Solved! Go to Solution.
A very important piece of information missing here: GPU computing is a Linux-only functionality for NXN9.1 BTW, you probably meant "sparse matrix", not "sparse meshes", these are a completely different animal
Yes, DCMP and FRRD1 for now if you have AMD/NVIDIA GPU.
On Intel MIC hardware (Xeon Phi), the MKL layer can automatically offload any sufficiently large computation to the MIC core, so this theoretically applies to all modules in all solutions.
Note that the same level of support (same hardware and dmap modules) was delivered on Windows with NX Nastran 10.
See the "GPU Computing" article in the NX Nastran 10 Release Guide for more information:
The question for me is the "automatically offload" and "sufficiently large computation" statements. Is there some threshold? Our mid-size dynamics models are in excess of 5M dof, with 400-500 modes and GPU is not participating in the solve... I would have thought the problem was of decent enough size to trigger the GPU... I'm not sure if there is a way to force GPU Computing just to evaluate performance improvements...
The question I asked at NX9 .1 release still stands: any practical example? So far, I have only seen the release material from Siemens,or a simple copy/paste of it. Has anybody tried it and does anybody care to report performance metrics?
In the new FEMAP V11.2 upcoming release that comes as well with NX NASTRAN V10 we have available the activation of the GPU COMPUTING button.
According the NX Nastran V10 Release Guide (see also https://iberisa.wordpress.com/2015/02/18/62-nueva-version-de-nx-nastran-v10-0-diciembre-2014/) :
"AMD GPU cards, and the NVIDIA GPU cards are supported for NX Nastran matrix decomposition (DCMP module) and frequency response (FRRD1 module) computations"
FRRD1 Performance Example
AMD 24 core Magny-Cours, Tahiti GPU (4GB)
The damping definition in the model produced coupled damping matrices.
Modes were computed up to the given frequency, where e10k = 1785 modes, e20k
= 3631 modes, e30k = 5576 modes, and e40k = 7646 modes.

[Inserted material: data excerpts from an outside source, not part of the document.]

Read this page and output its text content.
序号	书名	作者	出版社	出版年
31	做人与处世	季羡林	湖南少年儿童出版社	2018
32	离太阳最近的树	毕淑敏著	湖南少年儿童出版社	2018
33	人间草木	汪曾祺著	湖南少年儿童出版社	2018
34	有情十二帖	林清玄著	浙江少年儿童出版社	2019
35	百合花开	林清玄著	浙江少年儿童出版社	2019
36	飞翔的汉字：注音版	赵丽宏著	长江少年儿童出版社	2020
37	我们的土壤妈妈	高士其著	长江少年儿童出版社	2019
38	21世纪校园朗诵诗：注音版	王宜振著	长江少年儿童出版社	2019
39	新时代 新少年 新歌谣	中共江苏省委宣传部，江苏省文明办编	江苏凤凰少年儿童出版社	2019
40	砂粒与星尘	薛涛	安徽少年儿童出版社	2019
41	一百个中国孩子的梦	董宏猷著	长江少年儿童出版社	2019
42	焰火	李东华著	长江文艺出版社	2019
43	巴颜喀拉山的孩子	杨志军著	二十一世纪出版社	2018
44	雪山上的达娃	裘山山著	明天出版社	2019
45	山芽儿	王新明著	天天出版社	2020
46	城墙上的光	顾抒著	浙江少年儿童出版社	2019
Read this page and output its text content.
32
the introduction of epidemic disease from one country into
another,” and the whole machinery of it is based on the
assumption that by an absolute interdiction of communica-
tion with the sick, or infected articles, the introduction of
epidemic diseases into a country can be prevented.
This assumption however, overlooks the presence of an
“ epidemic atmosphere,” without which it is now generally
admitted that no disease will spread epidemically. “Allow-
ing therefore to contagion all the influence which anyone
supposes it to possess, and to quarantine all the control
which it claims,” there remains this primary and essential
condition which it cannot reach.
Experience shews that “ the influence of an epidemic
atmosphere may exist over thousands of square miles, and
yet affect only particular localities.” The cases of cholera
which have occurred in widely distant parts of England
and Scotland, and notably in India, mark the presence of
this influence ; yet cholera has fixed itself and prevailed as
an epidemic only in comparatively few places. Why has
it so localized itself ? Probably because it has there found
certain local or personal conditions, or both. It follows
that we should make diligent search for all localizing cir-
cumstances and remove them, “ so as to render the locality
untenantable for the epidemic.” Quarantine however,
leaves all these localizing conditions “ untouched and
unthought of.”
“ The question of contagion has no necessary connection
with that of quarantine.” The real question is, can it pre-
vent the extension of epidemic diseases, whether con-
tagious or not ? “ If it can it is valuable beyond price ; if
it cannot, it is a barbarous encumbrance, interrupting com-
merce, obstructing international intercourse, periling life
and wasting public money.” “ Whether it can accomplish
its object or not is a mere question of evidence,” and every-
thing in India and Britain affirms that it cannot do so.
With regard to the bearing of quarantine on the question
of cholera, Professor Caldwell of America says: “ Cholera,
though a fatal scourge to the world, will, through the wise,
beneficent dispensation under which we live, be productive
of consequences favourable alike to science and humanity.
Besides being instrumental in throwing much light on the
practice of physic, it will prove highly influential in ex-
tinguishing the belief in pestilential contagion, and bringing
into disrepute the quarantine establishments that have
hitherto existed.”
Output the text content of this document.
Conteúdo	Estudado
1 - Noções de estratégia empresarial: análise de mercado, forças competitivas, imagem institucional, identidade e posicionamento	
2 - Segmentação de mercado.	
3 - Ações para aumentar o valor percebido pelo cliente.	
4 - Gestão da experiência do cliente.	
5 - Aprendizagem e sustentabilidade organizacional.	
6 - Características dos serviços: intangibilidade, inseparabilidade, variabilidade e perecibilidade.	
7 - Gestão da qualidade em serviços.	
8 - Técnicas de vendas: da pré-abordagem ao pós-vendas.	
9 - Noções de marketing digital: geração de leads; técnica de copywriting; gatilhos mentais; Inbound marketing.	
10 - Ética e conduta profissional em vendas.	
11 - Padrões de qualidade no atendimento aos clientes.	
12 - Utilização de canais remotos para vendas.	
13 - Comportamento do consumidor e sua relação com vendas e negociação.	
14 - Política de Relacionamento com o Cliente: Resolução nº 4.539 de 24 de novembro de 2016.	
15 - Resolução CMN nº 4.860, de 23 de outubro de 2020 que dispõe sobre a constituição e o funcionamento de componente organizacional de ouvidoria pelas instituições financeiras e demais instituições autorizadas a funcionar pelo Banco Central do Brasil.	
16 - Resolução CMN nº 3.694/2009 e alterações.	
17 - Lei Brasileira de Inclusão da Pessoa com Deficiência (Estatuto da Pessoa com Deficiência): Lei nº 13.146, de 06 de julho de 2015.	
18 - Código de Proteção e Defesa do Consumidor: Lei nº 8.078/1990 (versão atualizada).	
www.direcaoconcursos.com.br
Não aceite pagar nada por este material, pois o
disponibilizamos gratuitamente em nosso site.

GPU memory was
exhausted around 10,000 modes.
Yes, I am perfectly aware of and have read the published documentation and Siemens examples, this is not the point. I could equally claim this performance gain on my own, the problem is I can't: the models we use do not trigger GPU Computing routines. I know how to setup the environment variables in the NASTRAN rcf, but GPU Computing doesn't get triggered, which is precisely what the FEMAP check box would acomplish as well.
What I was really asking was two-fold:
1) Instead of copying/pasting Siemens examples I already have read, has anyone implemented and succesfully gained significant performance advantages with GPU Computing in NX NASTRAN? Again, not the published Siemens test cases, real life experience (or even experiment)
2) Since our models don't seem to trigger the automatic involvement of GPU Computing, is there a way to force the use of GPU Computing? I just want to see it in action, both in the f04 and on the GPU's performance monitor...